I’ve converted the basement of my house into an isolation pen. I bricked over the windows and took out the staircase and replaced it with a ladder. It’s a bit Buffalo Bill looking, except that its furnished with a large dog bed, chew toys, dog bowls and has a sandbox in the corner. Turns out I never use the sandbox. I just shit and piss wherever. There is a combination padlock I use to lock the door from the inside. As far as I can tell the wolf side of me shares nothing with the human side. Even if through magical woo-woo it knew the combination as I did, I doubt it could climb a ladder and with its mouth and free paws work the lock.
It it it. Despite being made of the same protoplasm, I can’t really think of my wolf form as “me”. And to be honest I resent it. Being a werewolf sucks. The social, not to mention romantic, impact is immense and negative. Who am I going to tell? If I ever provided proof my life would be over. That’s another reason I am not going to share the surveillance video with anyone. I delete it after every episode. I review it first, just to make sure I’m not getting clever, or too bored. I don’t want to wake up with my hand chewed off.
Reviewing the video, as far as I can tell, my wolf side is completely surprised every time. It isn’t accumulating any wolf experience. Its slate is being wiped clean every time it transforms back to me. Here is how its night tends to run:
After it gets to its feet it runs around the room a few times quickly, then stops and starts to sniff around. It does a very thorough sniffing, stopping to consume as much cow as it can. It paces the room for a bit, shits in a random location (yes, its my shit it is shitting, I can tell when I pick it up), then sits down and alternates between licking its balls, dozing, eating and drinking, and more pacing.
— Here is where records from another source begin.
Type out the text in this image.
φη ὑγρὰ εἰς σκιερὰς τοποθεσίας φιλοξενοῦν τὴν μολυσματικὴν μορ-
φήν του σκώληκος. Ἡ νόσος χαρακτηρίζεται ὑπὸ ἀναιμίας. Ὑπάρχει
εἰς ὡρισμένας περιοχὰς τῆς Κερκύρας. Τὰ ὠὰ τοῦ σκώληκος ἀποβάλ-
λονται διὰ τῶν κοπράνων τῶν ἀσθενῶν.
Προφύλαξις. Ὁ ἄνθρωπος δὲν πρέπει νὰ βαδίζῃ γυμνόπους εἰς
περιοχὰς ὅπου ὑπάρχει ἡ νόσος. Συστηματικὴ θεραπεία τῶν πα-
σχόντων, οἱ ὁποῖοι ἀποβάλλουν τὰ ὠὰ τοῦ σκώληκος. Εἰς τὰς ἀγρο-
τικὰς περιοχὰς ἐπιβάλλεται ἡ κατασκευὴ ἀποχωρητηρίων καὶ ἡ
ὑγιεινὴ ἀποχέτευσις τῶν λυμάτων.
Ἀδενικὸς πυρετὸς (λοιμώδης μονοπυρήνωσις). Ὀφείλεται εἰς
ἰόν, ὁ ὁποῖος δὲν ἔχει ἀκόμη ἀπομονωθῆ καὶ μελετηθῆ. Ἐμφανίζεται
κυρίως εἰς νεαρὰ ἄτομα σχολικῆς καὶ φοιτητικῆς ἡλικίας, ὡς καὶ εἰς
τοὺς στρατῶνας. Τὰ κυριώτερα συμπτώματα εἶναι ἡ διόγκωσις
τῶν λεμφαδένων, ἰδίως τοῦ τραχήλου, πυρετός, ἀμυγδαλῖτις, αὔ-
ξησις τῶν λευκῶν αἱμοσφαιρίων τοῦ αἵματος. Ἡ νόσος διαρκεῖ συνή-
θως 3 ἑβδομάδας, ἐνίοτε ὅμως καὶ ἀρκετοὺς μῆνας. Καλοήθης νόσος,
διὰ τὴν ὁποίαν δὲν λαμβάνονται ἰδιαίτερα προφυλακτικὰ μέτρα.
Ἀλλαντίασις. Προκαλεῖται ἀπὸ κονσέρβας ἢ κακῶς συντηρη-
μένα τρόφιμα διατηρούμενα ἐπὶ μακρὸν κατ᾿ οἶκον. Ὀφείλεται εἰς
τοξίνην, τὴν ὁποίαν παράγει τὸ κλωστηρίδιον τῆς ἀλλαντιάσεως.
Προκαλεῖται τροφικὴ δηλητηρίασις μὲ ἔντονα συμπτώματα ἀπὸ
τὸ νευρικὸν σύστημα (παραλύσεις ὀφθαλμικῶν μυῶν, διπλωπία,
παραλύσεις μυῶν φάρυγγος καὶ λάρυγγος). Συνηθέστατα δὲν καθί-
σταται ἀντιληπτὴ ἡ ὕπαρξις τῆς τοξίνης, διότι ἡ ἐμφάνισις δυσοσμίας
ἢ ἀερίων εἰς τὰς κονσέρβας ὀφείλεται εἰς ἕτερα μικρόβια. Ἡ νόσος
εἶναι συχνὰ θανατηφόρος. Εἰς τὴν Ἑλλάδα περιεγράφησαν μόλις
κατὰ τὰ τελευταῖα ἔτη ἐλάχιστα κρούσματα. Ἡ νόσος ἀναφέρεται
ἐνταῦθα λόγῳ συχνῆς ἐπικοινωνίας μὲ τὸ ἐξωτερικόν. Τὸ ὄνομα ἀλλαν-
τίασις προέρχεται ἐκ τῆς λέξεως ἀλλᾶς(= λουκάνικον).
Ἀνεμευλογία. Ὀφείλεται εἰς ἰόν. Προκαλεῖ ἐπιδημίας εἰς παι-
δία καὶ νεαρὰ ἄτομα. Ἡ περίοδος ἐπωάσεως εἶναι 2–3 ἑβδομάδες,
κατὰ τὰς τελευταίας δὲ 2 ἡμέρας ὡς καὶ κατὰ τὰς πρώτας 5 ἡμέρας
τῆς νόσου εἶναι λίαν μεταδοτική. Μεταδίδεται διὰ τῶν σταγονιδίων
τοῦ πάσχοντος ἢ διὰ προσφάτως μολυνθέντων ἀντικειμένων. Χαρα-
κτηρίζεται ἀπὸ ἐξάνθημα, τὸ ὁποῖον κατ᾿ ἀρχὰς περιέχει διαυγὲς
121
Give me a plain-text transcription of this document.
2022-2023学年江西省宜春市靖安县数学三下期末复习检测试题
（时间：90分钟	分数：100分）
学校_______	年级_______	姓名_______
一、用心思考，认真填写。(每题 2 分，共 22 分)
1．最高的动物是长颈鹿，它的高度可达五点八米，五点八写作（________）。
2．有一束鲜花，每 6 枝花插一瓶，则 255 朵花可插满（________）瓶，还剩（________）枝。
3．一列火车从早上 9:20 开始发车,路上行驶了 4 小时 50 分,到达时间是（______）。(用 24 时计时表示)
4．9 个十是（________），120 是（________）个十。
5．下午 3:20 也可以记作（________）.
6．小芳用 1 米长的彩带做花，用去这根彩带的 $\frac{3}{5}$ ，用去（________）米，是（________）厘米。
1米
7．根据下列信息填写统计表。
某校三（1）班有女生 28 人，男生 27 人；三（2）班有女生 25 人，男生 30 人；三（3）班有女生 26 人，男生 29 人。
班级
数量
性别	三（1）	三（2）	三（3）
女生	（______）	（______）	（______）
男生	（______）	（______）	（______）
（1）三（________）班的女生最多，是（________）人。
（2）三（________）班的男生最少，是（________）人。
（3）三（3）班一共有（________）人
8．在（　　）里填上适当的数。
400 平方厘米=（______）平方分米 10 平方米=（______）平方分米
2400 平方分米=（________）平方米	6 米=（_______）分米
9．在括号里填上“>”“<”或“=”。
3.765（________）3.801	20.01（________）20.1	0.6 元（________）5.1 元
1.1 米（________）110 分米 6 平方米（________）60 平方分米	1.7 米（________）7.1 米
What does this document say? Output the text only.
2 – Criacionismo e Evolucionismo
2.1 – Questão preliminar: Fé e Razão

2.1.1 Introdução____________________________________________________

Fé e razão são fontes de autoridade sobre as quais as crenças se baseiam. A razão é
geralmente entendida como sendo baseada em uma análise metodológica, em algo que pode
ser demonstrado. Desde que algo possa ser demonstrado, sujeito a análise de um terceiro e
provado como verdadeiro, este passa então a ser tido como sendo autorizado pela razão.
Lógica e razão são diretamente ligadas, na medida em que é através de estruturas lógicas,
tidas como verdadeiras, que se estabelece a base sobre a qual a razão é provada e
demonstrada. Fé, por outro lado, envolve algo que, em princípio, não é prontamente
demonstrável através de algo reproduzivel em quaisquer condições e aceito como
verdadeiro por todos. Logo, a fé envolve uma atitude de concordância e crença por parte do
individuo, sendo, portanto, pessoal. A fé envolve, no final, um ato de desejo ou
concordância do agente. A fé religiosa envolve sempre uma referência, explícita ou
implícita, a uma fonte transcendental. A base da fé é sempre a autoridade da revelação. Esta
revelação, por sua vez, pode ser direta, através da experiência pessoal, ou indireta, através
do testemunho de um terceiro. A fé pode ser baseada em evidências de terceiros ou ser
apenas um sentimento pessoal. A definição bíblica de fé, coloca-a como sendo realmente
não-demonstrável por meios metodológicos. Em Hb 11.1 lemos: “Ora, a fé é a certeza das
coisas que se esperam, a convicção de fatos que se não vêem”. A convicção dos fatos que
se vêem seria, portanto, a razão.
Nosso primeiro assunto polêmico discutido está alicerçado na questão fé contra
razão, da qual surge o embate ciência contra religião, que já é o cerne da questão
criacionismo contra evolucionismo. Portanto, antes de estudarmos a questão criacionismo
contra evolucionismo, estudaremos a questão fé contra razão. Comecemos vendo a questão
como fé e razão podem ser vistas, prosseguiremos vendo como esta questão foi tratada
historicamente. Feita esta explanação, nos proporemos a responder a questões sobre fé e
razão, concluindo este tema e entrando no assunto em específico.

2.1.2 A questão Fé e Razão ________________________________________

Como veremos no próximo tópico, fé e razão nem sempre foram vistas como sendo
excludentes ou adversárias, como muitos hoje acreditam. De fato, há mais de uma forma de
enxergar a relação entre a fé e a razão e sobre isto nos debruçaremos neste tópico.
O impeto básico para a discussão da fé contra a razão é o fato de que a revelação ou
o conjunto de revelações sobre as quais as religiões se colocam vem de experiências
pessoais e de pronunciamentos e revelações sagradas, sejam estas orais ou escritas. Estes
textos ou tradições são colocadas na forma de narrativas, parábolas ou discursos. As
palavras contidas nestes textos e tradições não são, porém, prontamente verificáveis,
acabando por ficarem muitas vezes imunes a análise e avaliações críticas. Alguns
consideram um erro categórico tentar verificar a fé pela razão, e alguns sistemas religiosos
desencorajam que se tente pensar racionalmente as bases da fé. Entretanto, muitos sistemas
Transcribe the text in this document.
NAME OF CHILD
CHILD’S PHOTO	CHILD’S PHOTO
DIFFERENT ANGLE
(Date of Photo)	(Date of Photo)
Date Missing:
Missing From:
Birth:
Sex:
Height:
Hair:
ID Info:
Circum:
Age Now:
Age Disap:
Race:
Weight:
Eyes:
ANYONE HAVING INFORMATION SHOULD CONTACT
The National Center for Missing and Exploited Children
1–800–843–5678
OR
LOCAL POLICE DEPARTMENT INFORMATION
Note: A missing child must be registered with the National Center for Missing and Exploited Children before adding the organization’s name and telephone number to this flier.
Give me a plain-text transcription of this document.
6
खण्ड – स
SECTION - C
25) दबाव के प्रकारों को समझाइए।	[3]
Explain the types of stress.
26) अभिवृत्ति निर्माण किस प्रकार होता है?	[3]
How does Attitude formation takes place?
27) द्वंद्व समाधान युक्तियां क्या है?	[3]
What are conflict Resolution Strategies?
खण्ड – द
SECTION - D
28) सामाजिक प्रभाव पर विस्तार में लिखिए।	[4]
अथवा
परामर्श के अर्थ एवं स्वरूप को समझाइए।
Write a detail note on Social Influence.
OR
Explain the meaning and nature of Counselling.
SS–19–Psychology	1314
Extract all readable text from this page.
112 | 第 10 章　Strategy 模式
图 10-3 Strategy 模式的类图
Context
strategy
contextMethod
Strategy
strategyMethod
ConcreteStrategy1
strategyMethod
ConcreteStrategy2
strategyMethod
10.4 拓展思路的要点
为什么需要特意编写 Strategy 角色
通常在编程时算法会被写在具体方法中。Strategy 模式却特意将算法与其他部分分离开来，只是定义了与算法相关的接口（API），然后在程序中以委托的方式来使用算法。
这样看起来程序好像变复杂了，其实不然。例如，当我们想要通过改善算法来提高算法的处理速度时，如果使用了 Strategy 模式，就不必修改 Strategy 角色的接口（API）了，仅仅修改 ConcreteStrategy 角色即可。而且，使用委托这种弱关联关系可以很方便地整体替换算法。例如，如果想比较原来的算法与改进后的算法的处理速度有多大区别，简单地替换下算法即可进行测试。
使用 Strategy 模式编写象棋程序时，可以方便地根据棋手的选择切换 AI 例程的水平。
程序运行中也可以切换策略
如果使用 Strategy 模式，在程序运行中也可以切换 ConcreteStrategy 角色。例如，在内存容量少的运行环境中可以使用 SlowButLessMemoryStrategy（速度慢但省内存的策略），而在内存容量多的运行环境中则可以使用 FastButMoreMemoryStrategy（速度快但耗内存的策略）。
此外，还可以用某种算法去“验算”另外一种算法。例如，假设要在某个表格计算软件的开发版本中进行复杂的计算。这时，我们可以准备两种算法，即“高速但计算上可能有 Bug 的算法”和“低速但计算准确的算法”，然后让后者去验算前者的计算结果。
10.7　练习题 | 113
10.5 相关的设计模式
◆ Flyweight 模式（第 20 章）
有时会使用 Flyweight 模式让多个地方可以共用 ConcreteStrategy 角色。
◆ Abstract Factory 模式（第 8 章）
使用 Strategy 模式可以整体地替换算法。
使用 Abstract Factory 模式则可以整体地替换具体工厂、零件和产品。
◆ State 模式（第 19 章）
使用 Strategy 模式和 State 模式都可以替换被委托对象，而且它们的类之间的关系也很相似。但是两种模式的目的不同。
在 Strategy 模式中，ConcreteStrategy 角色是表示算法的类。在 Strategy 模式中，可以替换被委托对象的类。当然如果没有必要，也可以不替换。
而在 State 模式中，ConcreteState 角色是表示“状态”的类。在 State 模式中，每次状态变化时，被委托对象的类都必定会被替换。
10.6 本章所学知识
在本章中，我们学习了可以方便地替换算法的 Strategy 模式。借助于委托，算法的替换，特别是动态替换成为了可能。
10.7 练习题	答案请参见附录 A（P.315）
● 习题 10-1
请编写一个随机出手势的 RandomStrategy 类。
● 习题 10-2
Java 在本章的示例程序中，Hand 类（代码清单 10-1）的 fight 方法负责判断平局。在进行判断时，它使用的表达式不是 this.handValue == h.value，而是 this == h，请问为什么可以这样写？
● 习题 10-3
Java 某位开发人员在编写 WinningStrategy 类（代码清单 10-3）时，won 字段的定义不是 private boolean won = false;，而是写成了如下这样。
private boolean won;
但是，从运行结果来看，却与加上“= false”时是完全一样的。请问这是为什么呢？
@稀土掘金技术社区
It is a dull thing to watch. Sometimes it chews on one of the toys. Most of the time it ignores the dog bed. After the first isolation test I left my clothes upstairs and came down naked. That first time I hung my clothes on the ladder and it tore them down and shredded them. Perhaps it didn’t like the way I smelled. Maybe it was hungry for human flesh. Who knows.
Anyway, back to the question and answer. Yes, we werewolves lick our balls, though it may be a trait that only appears in captivity.